Spied: 2012 Toyota Prius MPV


We’re the first to get up and get down when we hear that someone’s raising the roof. But we’re curbing our enthusiasm a bit in the case of the Toyota Prius MPV, which our spies just nabbed testing here on American roads. The words “Prius minivan” don’t exactly get our blood boiling.

From the looks of things, the Prius MPV/crossover/mini-minivan thing will look exactly like, well, a Prius with a flatter, higher roof and an upright rear window. It appears to be sized somewhere between a Toyota Matrix and a Mazda 5, and to feature forward-hinged rear doors. Through the camouflage, it’s easy to see Prius-esque graphics on the front end and in the taillamps, as well as the Prius’s characteristic triangular D-pillar. The wheels are remarkably large for a Prius (the base sedan rides on puny 15-inchers); the rollers here are either 18s or really big–looking 17s. Inside, the MPV features center-mounted gauges like those in the regular Prius. Maximum seating capacity is unknown as of now, but squeezing in a third row, as Kia did on its diminutive Rondo, is a possibility.

Beneath the skin, expect to see the next generation of Toyota’s Hybrid Synergy Drive, although not necessarily one using pricey lithium-ion battery technology; the company has pledged to stick with nickel-metal hydride batteries for a long time to come. (As demand for plug-in hybrids increases, however, we expect Toyota could release a Prius MPV variant with the lithium-ion-powered setup from the plug-in Prius, which is due for the 2012 model year.) The MPV may, however, get a larger four-cylinder engine displacing 2.5 liters or so. Just how high Toyota can stretch this vehicle’s fuel economy remains to be seen, but hitting the sedan’s vaunted 50-mpg EPA combined mileage mark will be tough, given the MPV’s presumed weight gain, its taller profile, and the internal-combustion engine’s potential displacement increase.

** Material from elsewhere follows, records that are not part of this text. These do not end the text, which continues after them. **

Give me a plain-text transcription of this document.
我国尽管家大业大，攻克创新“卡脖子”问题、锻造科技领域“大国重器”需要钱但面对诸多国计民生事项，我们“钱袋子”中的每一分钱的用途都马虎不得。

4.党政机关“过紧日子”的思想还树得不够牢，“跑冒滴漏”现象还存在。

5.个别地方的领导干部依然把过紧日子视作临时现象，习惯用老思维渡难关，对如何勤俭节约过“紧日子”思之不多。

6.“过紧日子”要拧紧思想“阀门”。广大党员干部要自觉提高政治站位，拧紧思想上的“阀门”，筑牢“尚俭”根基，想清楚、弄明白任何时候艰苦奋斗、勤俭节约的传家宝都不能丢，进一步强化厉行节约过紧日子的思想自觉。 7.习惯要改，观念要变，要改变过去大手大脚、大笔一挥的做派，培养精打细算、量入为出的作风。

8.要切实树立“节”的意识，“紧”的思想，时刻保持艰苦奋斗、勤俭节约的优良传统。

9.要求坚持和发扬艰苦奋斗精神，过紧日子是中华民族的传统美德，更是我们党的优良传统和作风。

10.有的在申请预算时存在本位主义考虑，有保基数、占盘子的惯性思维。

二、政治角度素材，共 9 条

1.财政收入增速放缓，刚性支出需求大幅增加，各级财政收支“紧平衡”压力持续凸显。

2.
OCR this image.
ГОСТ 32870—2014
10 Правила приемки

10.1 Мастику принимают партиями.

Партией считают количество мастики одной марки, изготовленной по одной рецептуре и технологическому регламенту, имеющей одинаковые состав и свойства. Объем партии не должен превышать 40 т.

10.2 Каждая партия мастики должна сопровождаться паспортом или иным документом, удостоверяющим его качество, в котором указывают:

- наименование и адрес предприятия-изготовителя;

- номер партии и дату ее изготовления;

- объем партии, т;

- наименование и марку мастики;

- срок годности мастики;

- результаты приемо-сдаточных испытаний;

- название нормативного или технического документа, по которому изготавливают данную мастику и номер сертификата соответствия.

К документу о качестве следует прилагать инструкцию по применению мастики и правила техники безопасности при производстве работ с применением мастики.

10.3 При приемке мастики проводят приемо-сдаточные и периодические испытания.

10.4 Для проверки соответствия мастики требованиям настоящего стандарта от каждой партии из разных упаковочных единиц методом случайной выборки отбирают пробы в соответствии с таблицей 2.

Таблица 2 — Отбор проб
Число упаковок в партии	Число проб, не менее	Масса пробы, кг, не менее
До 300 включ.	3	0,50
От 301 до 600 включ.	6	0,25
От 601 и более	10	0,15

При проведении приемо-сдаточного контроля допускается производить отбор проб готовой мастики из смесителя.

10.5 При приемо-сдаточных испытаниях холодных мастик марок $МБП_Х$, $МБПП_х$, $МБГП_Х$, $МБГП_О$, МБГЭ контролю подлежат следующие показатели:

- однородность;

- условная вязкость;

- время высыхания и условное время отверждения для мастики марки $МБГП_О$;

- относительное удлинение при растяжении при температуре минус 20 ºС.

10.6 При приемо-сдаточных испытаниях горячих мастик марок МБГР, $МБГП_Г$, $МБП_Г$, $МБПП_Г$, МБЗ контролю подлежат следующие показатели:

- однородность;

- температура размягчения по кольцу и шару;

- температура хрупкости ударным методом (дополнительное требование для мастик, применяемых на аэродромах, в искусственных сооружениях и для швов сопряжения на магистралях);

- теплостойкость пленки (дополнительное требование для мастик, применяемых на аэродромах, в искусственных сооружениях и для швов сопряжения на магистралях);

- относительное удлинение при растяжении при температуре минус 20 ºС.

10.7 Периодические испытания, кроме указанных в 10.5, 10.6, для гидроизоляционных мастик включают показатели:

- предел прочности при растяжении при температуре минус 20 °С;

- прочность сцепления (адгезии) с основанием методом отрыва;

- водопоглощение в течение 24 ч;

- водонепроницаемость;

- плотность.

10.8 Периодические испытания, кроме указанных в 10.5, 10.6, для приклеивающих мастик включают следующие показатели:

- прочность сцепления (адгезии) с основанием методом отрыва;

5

We’re not terribly shocked to see this new body style emerge; it’s been an open secret that the Prius family would grow, even as the company has yet to officially confirm as much. Last year, Toyota told us that it is planning to launch no fewer than 10 new hybrids by 2012, and that an MPV was the vehicle most requested by current Prius owners. How much this version would cost relative to the current five-door is TBD, of course, but a starting point of around $25K wouldn’t be surprising.